After the press conference, Zerbib privately indicates the view that the notion of small model AI, and super fast RAN processing on the GPU need to be proven. And the potentially significant market signal of Nvidia’s investment in Nokia could be read as about making Nokia look more American, and making critical infrastructure more American. (Maybe he read this piece!)

Laurent Leboucher, Orange’s Group Lead Technology Officer, also speaking at the edge of the event says that it’s currently really only radio signal processing that requires microsecond latency. There aren’t many B2B use cases that require lower than a few milliseconds latency, and you can do that from relatively far away. There are very few B2B apps that need that very low latency at the edge. Even a smart factory latency budget is measured in milliseconds: optical latency from Paris to Marseilles in 5 milliseconds. 

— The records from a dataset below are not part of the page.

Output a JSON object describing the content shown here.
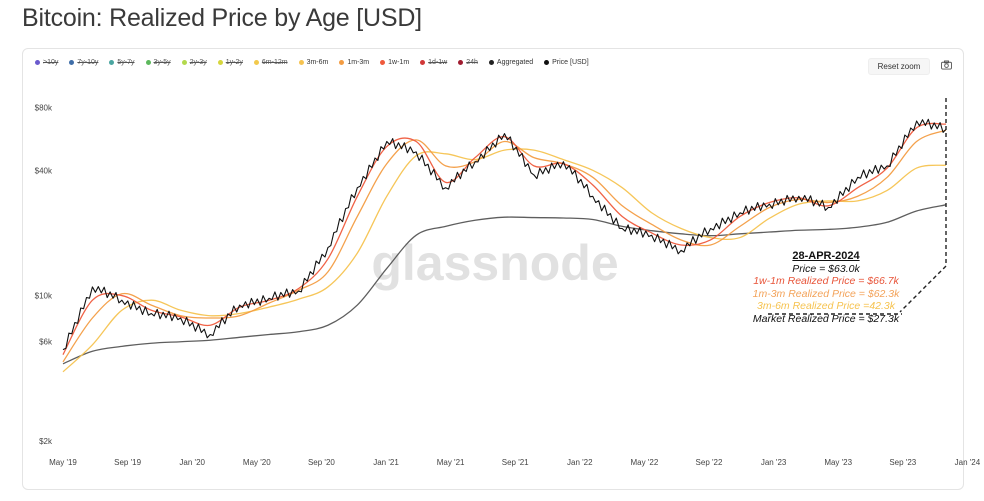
{
  "title": "Bitcoin: Realized Price by Age [USD]",
  "toolbar": {
    "reset_label": "Reset zoom",
    "camera_icon": "camera-icon"
  },
  "legend": [
    {
      "label": ">10y",
      "color": "#6a5acd",
      "active": false
    },
    {
      "label": "7y-10y",
      "color": "#3f6ea8",
      "active": false
    },
    {
      "label": "5y-7y",
      "color": "#4aa5a0",
      "active": false
    },
    {
      "label": "3y-5y",
      "color": "#5cb85c",
      "active": false
    },
    {
      "label": "2y-3y",
      "color": "#b3d94d",
      "active": false
    },
    {
      "label": "1y-2y",
      "color": "#d6d63d",
      "active": false
    },
    {
      "label": "6m-12m",
      "color": "#f2c94c",
      "active": false
    },
    {
      "label": "3m-6m",
      "color": "#f6c350",
      "active": true
    },
    {
      "label": "1m-3m",
      "color": "#f39c42",
      "active": true
    },
    {
      "label": "1w-1m",
      "color": "#ef5a3c",
      "active": true
    },
    {
      "label": "1d-1w",
      "color": "#d13838",
      "active": false
    },
    {
      "label": "24h",
      "color": "#a01c30",
      "active": false
    },
    {
      "label": "Aggregated",
      "color": "#222222",
      "active": true
    },
    {
      "label": "Price [USD]",
      "color": "#111111",
      "active": true
    }
  ],
  "watermark": "glassnode",
  "annotation": {
    "date": "28-APR-2024",
    "price": "Price = $63.0k",
    "w1m": "1w-1m Realized Price = $66.7k",
    "m13": "1m-3m Realized Price = $62.3k",
    "m36": "3m-6m Realized Price =42.3k",
    "market": "Market Realized Price = $27.3k",
    "colors": {
      "price": "#111111",
      "w1m": "#e8553a",
      "m13": "#f3a35a",
      "m36": "#f6c350",
      "market": "#111111"
    }
  },
  "chart_data": {
    "type": "line",
    "title": "Bitcoin: Realized Price by Age [USD]",
    "y_scale": "log",
    "ylim": [
      2000,
      90000
    ],
    "y_ticks": [
      {
        "value": 2000,
        "label": "$2k"
      },
      {
        "value": 6000,
        "label": "$6k"
      },
      {
        "value": 10000,
        "label": "$10k"
      },
      {
        "value": 40000,
        "label": "$40k"
      },
      {
        "value": 80000,
        "label": "$80k"
      }
    ],
    "x_ticks": [
      "May '19",
      "Sep '19",
      "Jan '20",
      "May '20",
      "Sep '20",
      "Jan '21",
      "May '21",
      "Sep '21",
      "Jan '22",
      "May '22",
      "Sep '22",
      "Jan '23",
      "May '23",
      "Sep '23",
      "Jan '24"
    ],
    "x": [
      "May '19",
      "Jul '19",
      "Sep '19",
      "Nov '19",
      "Jan '20",
      "Mar '20",
      "May '20",
      "Jul '20",
      "Sep '20",
      "Nov '20",
      "Jan '21",
      "Mar '21",
      "May '21",
      "Jul '21",
      "Sep '21",
      "Nov '21",
      "Jan '22",
      "Mar '22",
      "May '22",
      "Jul '22",
      "Sep '22",
      "Nov '22",
      "Jan '23",
      "Mar '23",
      "May '23",
      "Jul '23",
      "Sep '23",
      "Nov '23",
      "Jan '24",
      "Mar '24",
      "Apr '24"
    ],
    "series": [
      {
        "name": "Price [USD]",
        "color": "#111111",
        "values": [
          5500,
          11000,
          9500,
          8200,
          7800,
          6500,
          9000,
          9700,
          10500,
          17000,
          33000,
          55000,
          49000,
          33000,
          44000,
          60000,
          38000,
          44000,
          30000,
          21000,
          19500,
          16500,
          21000,
          25000,
          27500,
          30000,
          26500,
          37000,
          42000,
          69000,
          63000
        ]
      },
      {
        "name": "1w-1m",
        "color": "#ef5a3c",
        "values": [
          5200,
          9500,
          10000,
          8500,
          7900,
          7200,
          8800,
          9500,
          10800,
          15000,
          30000,
          52000,
          55000,
          35000,
          46000,
          58000,
          42000,
          43000,
          34000,
          24000,
          20000,
          17500,
          18500,
          24000,
          28000,
          29500,
          27000,
          33000,
          41000,
          64000,
          66700
        ]
      },
      {
        "name": "1m-3m",
        "color": "#f39c42",
        "values": [
          4800,
          7800,
          10200,
          9000,
          8000,
          7800,
          8000,
          9200,
          10600,
          13000,
          24000,
          43000,
          56000,
          42000,
          44000,
          55000,
          46000,
          43000,
          37000,
          27000,
          22000,
          18500,
          17500,
          21500,
          26500,
          29000,
          28000,
          30000,
          37000,
          55000,
          62300
        ]
      },
      {
        "name": "3m-6m",
        "color": "#f6c350",
        "values": [
          4300,
          5800,
          8500,
          9500,
          8500,
          8000,
          8200,
          8800,
          9600,
          11000,
          16000,
          30000,
          47000,
          48000,
          45000,
          50000,
          50000,
          45000,
          40000,
          33000,
          25000,
          21000,
          19000,
          19000,
          23500,
          27500,
          28500,
          28500,
          32000,
          41000,
          42300
        ]
      },
      {
        "name": "Aggregated",
        "color": "#555555",
        "values": [
          4700,
          5400,
          5700,
          5900,
          6000,
          6100,
          6300,
          6500,
          6700,
          7200,
          9000,
          13500,
          19500,
          21500,
          23000,
          23800,
          23700,
          23600,
          23200,
          21500,
          20500,
          19800,
          19400,
          19800,
          20200,
          20600,
          20800,
          21300,
          22500,
          25500,
          27300
        ]
      }
    ]
  }
}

“If the edge is Paris, then that’s OK for me,” Leboucher says, indicating that for now, he is yet to buy into the AI-RAN model.

The relevance of research

With both the technology and the business case models throwing up so many questions, AI-RAN is a prime example of the benefits of having a strong internal research capability that is allied to the commercial requirements of the business, as well as strongly aligned with external partners. That is the structure that Orange hopes and believes will give it a lead in the future.